Com exceção da terminologia, há muito pouco que seria diferente em uma interpretação "moderna" dessas características, e Dawson fornece muitos mais detalhes sobre as outras características sedimentológicas encontradas em Joggins que sustentam sua interpretação. Dawson registra mais de uma dúzia de horizontes com árvores grandes em pé, e as menores são ainda mais comuns. A seção em Joggins ainda pode ser visitada hoje, e é particularmente conhecida pelos fósseis de répteis pequenos encontrados lá (eles frequentemente ocorrem dentro dos tocos de árvores em pé, aparentemente eles caíram no toco oco). Geralmente há algumas árvores em pé expostas na costa, embora a erosão rápida das falésias com mais de 10m de altura signifique que os exemplos expostos mudam a cada ano.
Dado que uma ocorrência "in situ" foi convincentemente determinada por observações feitas no século XIX para este e muitos outros locais de "floresta fóssil", é surpreendente que essas conclusões não tenham sido reconhecidas por criacionistas modernos do "dilúvio global da Terra jovem" [YEGF] como evidência clara de deposição não global para grande parte do registro geológico. Eles frequentemente baseiam seus argumentos atuais na ocorrência de árvores eretas no Parque Nacional Yellowstone, apontam para seu ambiente vulcânico e, em seguida, indicam árvores eretas flutuantes no Lago Spirit, próximo ao Monte St. Helens [2], e dizem: "Vejam? Elas poderiam ter sido transportadas durante o dilúvio.". Este argumento é completamente falacioso, porque a maioria das "florestas fósseis" não ocorre em depósitos vulcânicos e sim possui as raízes frágeis dos tocos penetrando firmemente no sedimento circundante, muitas vezes em um paleossolo (solo fóssil) [além de Joggins, veja também 3]. Uma ocorrência está até associada a pegadas de dinossauros na mesma superfície, acima de uma camada de carvão [4, 5, 6]. O modelo de "tocos eretos flutuantes transportados" [2] é um completo desvio de atenção que não se aplica à imensa maioria das ocorrências de "floresta fóssil".

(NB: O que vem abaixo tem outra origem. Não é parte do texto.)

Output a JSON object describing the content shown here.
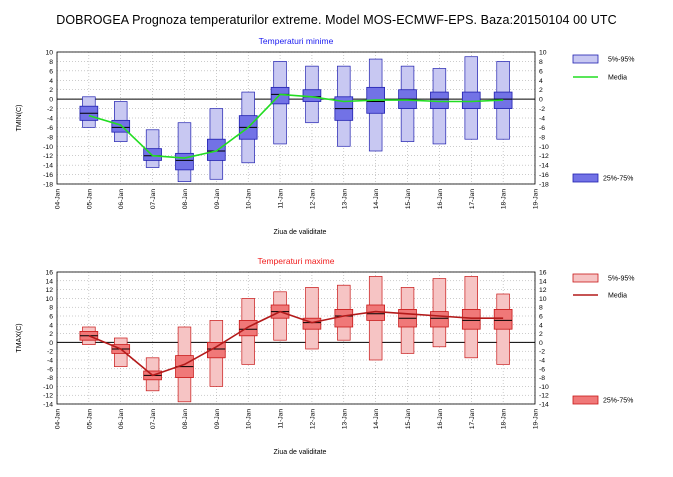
{
  "title": "DOBROGEA  Prognoza temperaturilor extreme.  Model MOS-ECMWF-EPS. Baza:20150104 00 UTC",
  "chart_data": [
    {
      "type": "box",
      "title": "Temperaturi minime",
      "xlabel": "Ziua de validitate",
      "ylabel": "TMIN(C)",
      "ylim": [
        -18,
        10
      ],
      "yticks": [
        10,
        8,
        6,
        4,
        2,
        0,
        -2,
        -4,
        -6,
        -8,
        -10,
        -12,
        -14,
        -16,
        -18
      ],
      "categories": [
        "04-Jan",
        "05-Jan",
        "06-Jan",
        "07-Jan",
        "08-Jan",
        "09-Jan",
        "10-Jan",
        "11-Jan",
        "12-Jan",
        "13-Jan",
        "14-Jan",
        "15-Jan",
        "16-Jan",
        "17-Jan",
        "18-Jan",
        "19-Jan"
      ],
      "grid": true,
      "colors": {
        "box": "#7272e6",
        "whisker_box": "#c8c8f2",
        "stroke": "#2020b0",
        "median": "#000000",
        "mean_line": "#22dd22",
        "title": "#1a1af0"
      },
      "legend": {
        "whisker_label": "5%-95%",
        "mean_label": "Media",
        "box_label": "25%-75%"
      },
      "boxes": [
        {
          "x": "05-Jan",
          "p5": -6.0,
          "p25": -4.5,
          "median": -3.0,
          "p75": -1.5,
          "p95": 0.5
        },
        {
          "x": "06-Jan",
          "p5": -9.0,
          "p25": -7.0,
          "median": -6.0,
          "p75": -4.5,
          "p95": -0.5
        },
        {
          "x": "07-Jan",
          "p5": -14.5,
          "p25": -13.0,
          "median": -12.0,
          "p75": -10.5,
          "p95": -6.5
        },
        {
          "x": "08-Jan",
          "p5": -17.5,
          "p25": -15.0,
          "median": -13.0,
          "p75": -11.5,
          "p95": -5.0
        },
        {
          "x": "09-Jan",
          "p5": -17.0,
          "p25": -13.0,
          "median": -11.0,
          "p75": -8.5,
          "p95": -2.0
        },
        {
          "x": "10-Jan",
          "p5": -13.5,
          "p25": -8.5,
          "median": -6.0,
          "p75": -3.5,
          "p95": 1.5
        },
        {
          "x": "11-Jan",
          "p5": -9.5,
          "p25": -1.0,
          "median": 1.0,
          "p75": 2.5,
          "p95": 8.0
        },
        {
          "x": "12-Jan",
          "p5": -5.0,
          "p25": -0.5,
          "median": 0.5,
          "p75": 2.0,
          "p95": 7.0
        },
        {
          "x": "13-Jan",
          "p5": -10.0,
          "p25": -4.5,
          "median": -2.0,
          "p75": 0.5,
          "p95": 7.0
        },
        {
          "x": "14-Jan",
          "p5": -11.0,
          "p25": -3.0,
          "median": -0.5,
          "p75": 2.5,
          "p95": 8.5
        },
        {
          "x": "15-Jan",
          "p5": -9.0,
          "p25": -2.0,
          "median": 0.0,
          "p75": 2.0,
          "p95": 7.0
        },
        {
          "x": "16-Jan",
          "p5": -9.5,
          "p25": -2.0,
          "median": 0.0,
          "p75": 1.5,
          "p95": 6.5
        },
        {
          "x": "17-Jan",
          "p5": -8.5,
          "p25": -2.0,
          "median": -0.5,
          "p75": 1.5,
          "p95": 9.0
        },
        {
          "x": "18-Jan",
          "p5": -8.5,
          "p25": -2.0,
          "median": 0.0,
          "p75": 1.5,
          "p95": 8.0
        }
      ],
      "mean": {
        "x": [
          "05-Jan",
          "06-Jan",
          "07-Jan",
          "08-Jan",
          "09-Jan",
          "10-Jan",
          "11-Jan",
          "12-Jan",
          "13-Jan",
          "14-Jan",
          "15-Jan",
          "16-Jan",
          "17-Jan",
          "18-Jan"
        ],
        "y": [
          -3.5,
          -5.5,
          -12.0,
          -12.5,
          -11.0,
          -6.0,
          1.0,
          0.5,
          -0.5,
          -0.2,
          -0.2,
          -0.5,
          -0.5,
          -0.2
        ]
      }
    },
    {
      "type": "box",
      "title": "Temperaturi maxime",
      "xlabel": "Ziua de validitate",
      "ylabel": "TMAX(C)",
      "ylim": [
        -14,
        16
      ],
      "yticks": [
        16,
        14,
        12,
        10,
        8,
        6,
        4,
        2,
        0,
        -2,
        -4,
        -6,
        -8,
        -10,
        -12,
        -14
      ],
      "categories": [
        "04-Jan",
        "05-Jan",
        "06-Jan",
        "07-Jan",
        "08-Jan",
        "09-Jan",
        "10-Jan",
        "11-Jan",
        "12-Jan",
        "13-Jan",
        "14-Jan",
        "15-Jan",
        "16-Jan",
        "17-Jan",
        "18-Jan",
        "19-Jan"
      ],
      "grid": true,
      "colors": {
        "box": "#f07878",
        "whisker_box": "#f6c4c4",
        "stroke": "#c81818",
        "median": "#000000",
        "mean_line": "#b31a1a",
        "title": "#f01e1e"
      },
      "legend": {
        "whisker_label": "5%-95%",
        "mean_label": "Media",
        "box_label": "25%-75%"
      },
      "boxes": [
        {
          "x": "05-Jan",
          "p5": -0.5,
          "p25": 0.5,
          "median": 1.5,
          "p75": 2.5,
          "p95": 3.5
        },
        {
          "x": "06-Jan",
          "p5": -5.5,
          "p25": -2.5,
          "median": -1.5,
          "p75": -0.5,
          "p95": 1.0
        },
        {
          "x": "07-Jan",
          "p5": -11.0,
          "p25": -8.5,
          "median": -7.5,
          "p75": -6.5,
          "p95": -3.5
        },
        {
          "x": "08-Jan",
          "p5": -13.5,
          "p25": -8.0,
          "median": -5.5,
          "p75": -3.0,
          "p95": 3.5
        },
        {
          "x": "09-Jan",
          "p5": -10.0,
          "p25": -3.5,
          "median": -1.5,
          "p75": 0.0,
          "p95": 5.0
        },
        {
          "x": "10-Jan",
          "p5": -5.0,
          "p25": 1.5,
          "median": 3.0,
          "p75": 5.0,
          "p95": 10.0
        },
        {
          "x": "11-Jan",
          "p5": 0.5,
          "p25": 5.5,
          "median": 7.0,
          "p75": 8.5,
          "p95": 11.5
        },
        {
          "x": "12-Jan",
          "p5": -1.5,
          "p25": 3.0,
          "median": 4.5,
          "p75": 5.5,
          "p95": 12.5
        },
        {
          "x": "13-Jan",
          "p5": 0.5,
          "p25": 3.5,
          "median": 6.0,
          "p75": 7.5,
          "p95": 13.0
        },
        {
          "x": "14-Jan",
          "p5": -4.0,
          "p25": 5.0,
          "median": 6.5,
          "p75": 8.5,
          "p95": 15.0
        },
        {
          "x": "15-Jan",
          "p5": -2.5,
          "p25": 3.5,
          "median": 5.5,
          "p75": 7.5,
          "p95": 12.5
        },
        {
          "x": "16-Jan",
          "p5": -1.0,
          "p25": 3.5,
          "median": 5.5,
          "p75": 7.0,
          "p95": 14.5
        },
        {
          "x": "17-Jan",
          "p5": -3.5,
          "p25": 3.0,
          "median": 5.0,
          "p75": 7.5,
          "p95": 15.0
        },
        {
          "x": "18-Jan",
          "p5": -5.0,
          "p25": 3.0,
          "median": 5.0,
          "p75": 7.5,
          "p95": 11.0
        }
      ],
      "mean": {
        "x": [
          "05-Jan",
          "06-Jan",
          "07-Jan",
          "08-Jan",
          "09-Jan",
          "10-Jan",
          "11-Jan",
          "12-Jan",
          "13-Jan",
          "14-Jan",
          "15-Jan",
          "16-Jan",
          "17-Jan",
          "18-Jan"
        ],
        "y": [
          1.5,
          -1.5,
          -7.5,
          -5.0,
          -1.0,
          3.5,
          7.0,
          4.5,
          6.0,
          7.0,
          6.5,
          6.0,
          5.5,
          5.5
        ]
      }
    }
  ]
}
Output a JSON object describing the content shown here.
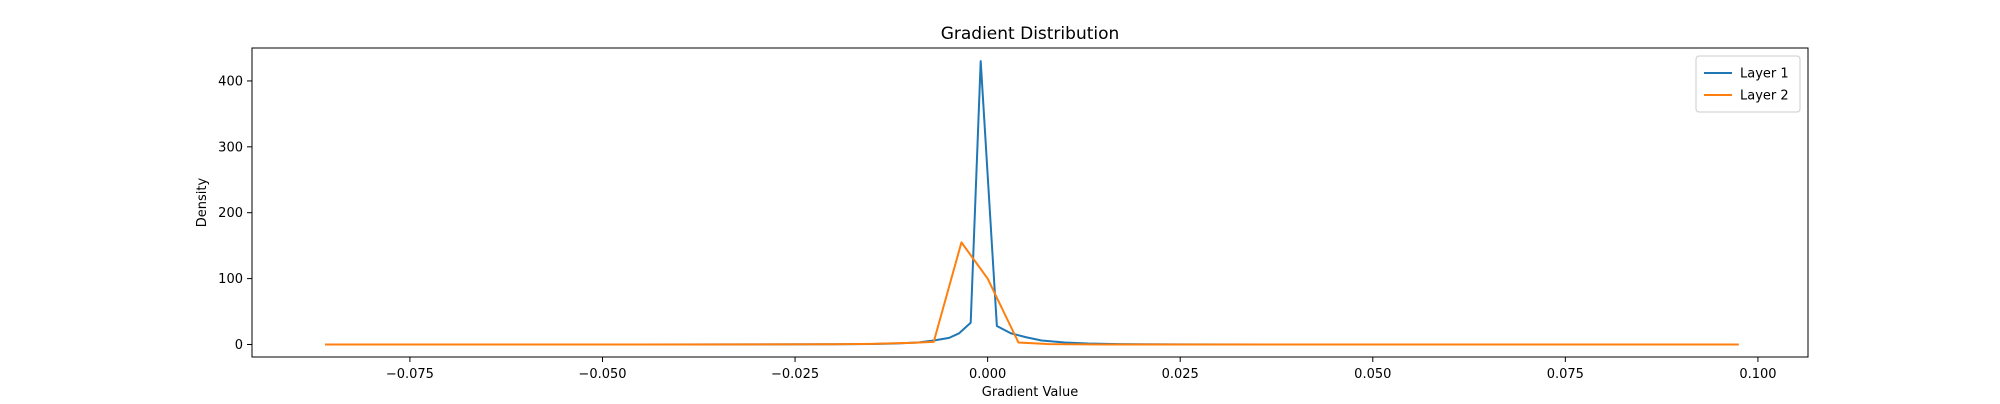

Quanto ao "problema" de Malone com os "milhares de anos" necessários para que a árvore permaneça em pé para que ocorra a "acumulação lenta", trata-se de um não-problema: ele está simplesmente interpolando as taxas médias de deposição de toda uma formação até a escala de metros. Isso não é a maneira correta de fazer isso, porque camadas individuais podem ser depositadas rapidamente (digamos, areias e lama durante a ruptura de uma barragem) e, em seguida, pode ocorrer pouca deposição por um longo período (por exemplo, um horizonte de solo), como é observado em ambientes modernos de planícies de inundação de rios onde as árvores são comuns. Em suma, ele está assumindo que os geólogos convencionais interpretariam a ocorrência da maneira simples que ele interpolou; eles não o fazem.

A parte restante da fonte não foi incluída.